How much more fiscal support the federal government should provide to the economy and how that should be done are crucial questions that will confront Washington policymakers in the coming months. Battlelines are taking shape with congressional Democrats insisting on a large influx of aid to state and local governments while President Trump is insisting on a payroll tax cut.
For his part, Powell suggested “policies that protect workers, businesses, and households from avoidable insolvency, that keep businesses going so that they’re able to produce goods in it and to either hold on to their employees or quickly rehire them.”
“They’ll come with a hefty price tag,” he said “but we would come out of this event eventually with a stronger economy and with less long-run damage to the economy.”
Even assuming further fiscal support, Powell did not paint a rosy scenario. In his view, the economy likely “won’t go right back to where we were because people will, until they’re confident that the virus is well and truly under control, then they will be somewhat, probably reluctant to undertake certain kinds of activity…. It probably will take some time for us to get back to…a more normal level of unemployment and ultimately the maximum employment.”
Powell noted the great economic uncertainty that comes from not knowing how long it will take to get the virus under control, whether there will there be additional outbreaks, and when there will be treatment or a vaccine. He also expressed concerns about the possibility of “damage to the productive capacity of the economy” if high unemployment levels extend for a long period. Workers, he warned, ”can lose the skills that are needed, can lose touch with the labor force, and have difficulty restarting his or her career.”
Similarly, Powell warned that a wave of “unnecessary insolvencies” among medium and small businesses “could be damaging to the performance of the economy over time.”
Looking ahead, Powell included a reminder that the fiscal road was already a bumpy one before the pandemic hit. “The U.S. really hadn’t gotten back to where we needed to get on fiscal policy,” he said. “We have an already high level of debt to GDP and rising quickly.”
“The time will come, again, and reasonably soon, I think, where we can think about a long-term way to get our fiscal house in order.

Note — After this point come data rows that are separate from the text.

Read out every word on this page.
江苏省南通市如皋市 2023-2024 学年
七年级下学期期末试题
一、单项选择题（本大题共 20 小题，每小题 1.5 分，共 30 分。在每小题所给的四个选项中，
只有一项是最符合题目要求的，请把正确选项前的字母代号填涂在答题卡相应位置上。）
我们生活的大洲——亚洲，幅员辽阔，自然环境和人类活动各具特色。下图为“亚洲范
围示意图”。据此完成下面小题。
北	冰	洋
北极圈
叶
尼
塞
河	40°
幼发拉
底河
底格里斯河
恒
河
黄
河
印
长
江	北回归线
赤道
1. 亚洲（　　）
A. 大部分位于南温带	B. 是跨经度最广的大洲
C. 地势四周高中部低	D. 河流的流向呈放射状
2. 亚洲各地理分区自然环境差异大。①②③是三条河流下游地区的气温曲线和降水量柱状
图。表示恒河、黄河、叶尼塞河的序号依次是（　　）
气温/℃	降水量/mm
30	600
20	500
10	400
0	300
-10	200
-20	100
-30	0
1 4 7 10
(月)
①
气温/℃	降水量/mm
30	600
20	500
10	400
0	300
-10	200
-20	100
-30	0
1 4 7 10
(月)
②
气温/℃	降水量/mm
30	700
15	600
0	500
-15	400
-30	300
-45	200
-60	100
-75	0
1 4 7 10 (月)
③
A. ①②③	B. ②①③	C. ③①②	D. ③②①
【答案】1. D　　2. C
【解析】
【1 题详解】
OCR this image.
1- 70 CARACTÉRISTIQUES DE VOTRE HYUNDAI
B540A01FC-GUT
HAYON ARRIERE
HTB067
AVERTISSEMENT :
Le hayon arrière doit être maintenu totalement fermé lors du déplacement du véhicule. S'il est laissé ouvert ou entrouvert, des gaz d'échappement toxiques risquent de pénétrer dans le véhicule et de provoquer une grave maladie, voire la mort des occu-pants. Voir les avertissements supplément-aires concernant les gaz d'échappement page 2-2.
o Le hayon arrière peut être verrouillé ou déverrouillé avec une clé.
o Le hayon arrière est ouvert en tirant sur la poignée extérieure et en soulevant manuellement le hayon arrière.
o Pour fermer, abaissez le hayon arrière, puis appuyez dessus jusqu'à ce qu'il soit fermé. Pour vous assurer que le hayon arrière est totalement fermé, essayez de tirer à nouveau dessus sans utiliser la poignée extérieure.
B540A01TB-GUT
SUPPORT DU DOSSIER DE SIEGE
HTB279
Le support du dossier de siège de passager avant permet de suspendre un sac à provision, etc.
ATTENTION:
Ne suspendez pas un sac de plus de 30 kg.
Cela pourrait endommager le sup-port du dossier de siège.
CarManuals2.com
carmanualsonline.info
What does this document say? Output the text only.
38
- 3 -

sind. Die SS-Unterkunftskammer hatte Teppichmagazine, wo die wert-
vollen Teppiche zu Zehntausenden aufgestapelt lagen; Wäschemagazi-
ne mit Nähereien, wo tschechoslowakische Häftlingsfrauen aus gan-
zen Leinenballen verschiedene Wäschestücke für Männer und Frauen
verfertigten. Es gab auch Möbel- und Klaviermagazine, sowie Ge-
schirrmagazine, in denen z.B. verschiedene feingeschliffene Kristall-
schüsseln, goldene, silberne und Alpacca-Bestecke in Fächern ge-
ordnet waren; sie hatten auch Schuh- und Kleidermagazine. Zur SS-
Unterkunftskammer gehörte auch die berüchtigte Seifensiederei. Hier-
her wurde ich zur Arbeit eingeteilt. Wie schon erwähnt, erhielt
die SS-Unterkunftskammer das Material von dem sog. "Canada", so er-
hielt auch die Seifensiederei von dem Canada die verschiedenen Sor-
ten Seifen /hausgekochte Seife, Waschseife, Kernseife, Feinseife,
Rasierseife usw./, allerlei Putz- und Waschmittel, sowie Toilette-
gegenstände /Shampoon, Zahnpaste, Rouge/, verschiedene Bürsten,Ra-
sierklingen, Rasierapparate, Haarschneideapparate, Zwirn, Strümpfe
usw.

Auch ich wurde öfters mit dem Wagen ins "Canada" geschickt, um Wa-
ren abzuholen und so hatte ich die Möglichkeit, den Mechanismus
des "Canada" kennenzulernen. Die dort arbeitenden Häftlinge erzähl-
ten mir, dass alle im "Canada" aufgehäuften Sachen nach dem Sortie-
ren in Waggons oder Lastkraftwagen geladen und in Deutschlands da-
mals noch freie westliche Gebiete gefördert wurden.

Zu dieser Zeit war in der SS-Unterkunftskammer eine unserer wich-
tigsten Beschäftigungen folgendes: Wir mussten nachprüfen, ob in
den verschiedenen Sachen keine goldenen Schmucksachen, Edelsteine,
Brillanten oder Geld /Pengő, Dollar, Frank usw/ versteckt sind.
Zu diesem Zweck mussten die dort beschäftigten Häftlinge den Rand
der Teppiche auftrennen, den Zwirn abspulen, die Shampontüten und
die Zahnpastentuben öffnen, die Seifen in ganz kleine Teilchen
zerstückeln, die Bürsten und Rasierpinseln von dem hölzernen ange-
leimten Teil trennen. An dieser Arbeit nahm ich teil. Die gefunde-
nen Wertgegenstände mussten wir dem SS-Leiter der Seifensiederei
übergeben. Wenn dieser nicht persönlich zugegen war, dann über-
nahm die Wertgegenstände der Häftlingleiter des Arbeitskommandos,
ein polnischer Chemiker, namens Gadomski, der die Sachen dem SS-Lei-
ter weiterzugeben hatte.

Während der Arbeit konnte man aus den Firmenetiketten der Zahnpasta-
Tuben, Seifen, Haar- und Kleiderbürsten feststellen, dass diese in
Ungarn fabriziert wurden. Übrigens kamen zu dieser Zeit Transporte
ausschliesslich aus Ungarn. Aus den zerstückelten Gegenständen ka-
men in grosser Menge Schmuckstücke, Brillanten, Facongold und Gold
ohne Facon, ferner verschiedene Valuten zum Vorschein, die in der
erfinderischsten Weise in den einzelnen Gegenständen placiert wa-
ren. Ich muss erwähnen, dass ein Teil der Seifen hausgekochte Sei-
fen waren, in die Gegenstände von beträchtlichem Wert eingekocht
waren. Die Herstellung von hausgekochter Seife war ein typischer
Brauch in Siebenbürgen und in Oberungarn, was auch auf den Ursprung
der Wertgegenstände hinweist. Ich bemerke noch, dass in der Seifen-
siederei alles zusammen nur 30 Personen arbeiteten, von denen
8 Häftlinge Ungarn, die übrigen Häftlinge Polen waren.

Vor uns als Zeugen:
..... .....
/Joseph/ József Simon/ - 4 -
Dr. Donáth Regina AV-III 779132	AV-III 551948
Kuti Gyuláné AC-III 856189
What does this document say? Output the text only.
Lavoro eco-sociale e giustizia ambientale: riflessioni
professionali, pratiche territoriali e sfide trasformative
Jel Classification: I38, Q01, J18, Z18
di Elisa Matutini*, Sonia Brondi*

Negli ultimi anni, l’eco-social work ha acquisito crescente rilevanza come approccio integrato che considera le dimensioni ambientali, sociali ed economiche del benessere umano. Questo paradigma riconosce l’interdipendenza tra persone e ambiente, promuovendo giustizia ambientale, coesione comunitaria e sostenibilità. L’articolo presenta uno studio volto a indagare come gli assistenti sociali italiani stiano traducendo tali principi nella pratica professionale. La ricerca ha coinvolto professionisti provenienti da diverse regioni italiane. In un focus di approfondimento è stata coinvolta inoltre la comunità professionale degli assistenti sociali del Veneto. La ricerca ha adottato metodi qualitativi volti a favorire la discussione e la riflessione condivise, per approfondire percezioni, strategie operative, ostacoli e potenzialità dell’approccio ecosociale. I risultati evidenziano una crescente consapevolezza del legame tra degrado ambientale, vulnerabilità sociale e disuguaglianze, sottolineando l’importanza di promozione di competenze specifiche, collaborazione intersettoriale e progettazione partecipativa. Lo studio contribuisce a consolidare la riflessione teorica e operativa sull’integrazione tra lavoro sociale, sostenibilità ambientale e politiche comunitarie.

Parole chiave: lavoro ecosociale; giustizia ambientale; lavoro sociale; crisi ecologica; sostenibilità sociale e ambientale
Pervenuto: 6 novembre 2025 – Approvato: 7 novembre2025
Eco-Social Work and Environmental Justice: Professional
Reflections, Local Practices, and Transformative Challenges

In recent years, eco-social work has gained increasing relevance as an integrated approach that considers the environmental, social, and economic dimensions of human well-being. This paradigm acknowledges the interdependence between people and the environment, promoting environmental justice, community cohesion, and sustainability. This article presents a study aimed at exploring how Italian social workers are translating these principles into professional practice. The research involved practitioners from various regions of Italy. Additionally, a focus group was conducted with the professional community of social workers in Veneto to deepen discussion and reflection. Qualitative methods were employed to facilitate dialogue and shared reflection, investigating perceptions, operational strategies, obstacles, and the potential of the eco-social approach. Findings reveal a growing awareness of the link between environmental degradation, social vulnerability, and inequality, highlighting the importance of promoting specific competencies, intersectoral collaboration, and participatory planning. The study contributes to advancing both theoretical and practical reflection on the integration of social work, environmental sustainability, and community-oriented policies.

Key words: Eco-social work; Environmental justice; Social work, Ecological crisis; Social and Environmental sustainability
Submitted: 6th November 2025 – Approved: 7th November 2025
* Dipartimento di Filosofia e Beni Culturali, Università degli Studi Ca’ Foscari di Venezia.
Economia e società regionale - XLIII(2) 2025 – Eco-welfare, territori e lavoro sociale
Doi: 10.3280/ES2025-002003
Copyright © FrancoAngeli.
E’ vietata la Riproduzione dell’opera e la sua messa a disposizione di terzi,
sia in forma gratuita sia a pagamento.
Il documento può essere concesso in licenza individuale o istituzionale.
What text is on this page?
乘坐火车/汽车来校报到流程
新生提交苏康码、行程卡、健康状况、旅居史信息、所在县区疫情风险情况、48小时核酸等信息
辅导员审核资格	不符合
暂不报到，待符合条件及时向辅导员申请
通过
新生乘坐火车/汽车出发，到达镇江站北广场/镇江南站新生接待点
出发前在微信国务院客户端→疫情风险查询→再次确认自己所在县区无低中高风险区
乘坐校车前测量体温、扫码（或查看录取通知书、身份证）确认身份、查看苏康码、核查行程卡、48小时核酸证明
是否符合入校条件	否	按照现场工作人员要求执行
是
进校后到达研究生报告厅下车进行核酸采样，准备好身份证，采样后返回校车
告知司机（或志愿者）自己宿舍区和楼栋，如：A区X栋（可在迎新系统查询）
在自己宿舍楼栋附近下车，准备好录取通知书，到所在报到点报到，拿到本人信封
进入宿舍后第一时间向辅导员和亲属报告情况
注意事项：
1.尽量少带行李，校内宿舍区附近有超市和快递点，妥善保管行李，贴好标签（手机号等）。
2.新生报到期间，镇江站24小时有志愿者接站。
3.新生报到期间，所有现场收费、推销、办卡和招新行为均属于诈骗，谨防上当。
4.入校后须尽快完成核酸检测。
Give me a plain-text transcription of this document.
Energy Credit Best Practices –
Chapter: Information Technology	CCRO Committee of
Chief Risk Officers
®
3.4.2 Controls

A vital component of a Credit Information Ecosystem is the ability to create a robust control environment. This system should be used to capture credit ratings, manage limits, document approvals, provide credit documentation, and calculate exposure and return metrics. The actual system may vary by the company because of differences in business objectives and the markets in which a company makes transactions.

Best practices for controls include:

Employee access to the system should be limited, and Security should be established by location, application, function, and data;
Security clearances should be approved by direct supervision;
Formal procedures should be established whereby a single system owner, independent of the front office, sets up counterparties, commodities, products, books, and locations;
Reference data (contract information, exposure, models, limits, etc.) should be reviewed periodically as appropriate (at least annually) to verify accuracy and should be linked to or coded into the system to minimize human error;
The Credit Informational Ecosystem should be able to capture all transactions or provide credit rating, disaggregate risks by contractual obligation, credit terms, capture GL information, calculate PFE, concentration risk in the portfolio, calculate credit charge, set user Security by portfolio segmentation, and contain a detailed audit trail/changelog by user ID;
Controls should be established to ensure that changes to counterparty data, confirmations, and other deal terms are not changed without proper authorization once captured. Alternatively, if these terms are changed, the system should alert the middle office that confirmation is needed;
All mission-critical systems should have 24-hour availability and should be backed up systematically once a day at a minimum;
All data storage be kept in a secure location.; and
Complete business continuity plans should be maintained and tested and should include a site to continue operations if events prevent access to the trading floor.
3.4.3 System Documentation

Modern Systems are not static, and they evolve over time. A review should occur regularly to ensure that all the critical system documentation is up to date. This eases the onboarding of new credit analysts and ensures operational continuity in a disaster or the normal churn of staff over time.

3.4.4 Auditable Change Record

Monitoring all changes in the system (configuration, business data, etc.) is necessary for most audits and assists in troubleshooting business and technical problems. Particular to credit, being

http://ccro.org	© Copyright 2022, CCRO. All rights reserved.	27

And we absolutely need to do that. But this is not the time to be, in my personal view, this is not the time to let that concern, which is a very serious concern, but to let that get in the way of us winning this battle.”
Balancing historic short-term spending demands with long-term fiscal consequences is not an easy task, but Powell’s common sense approach to the trade-offs are worth careful consideration by fiscal policymakers at all levels of government.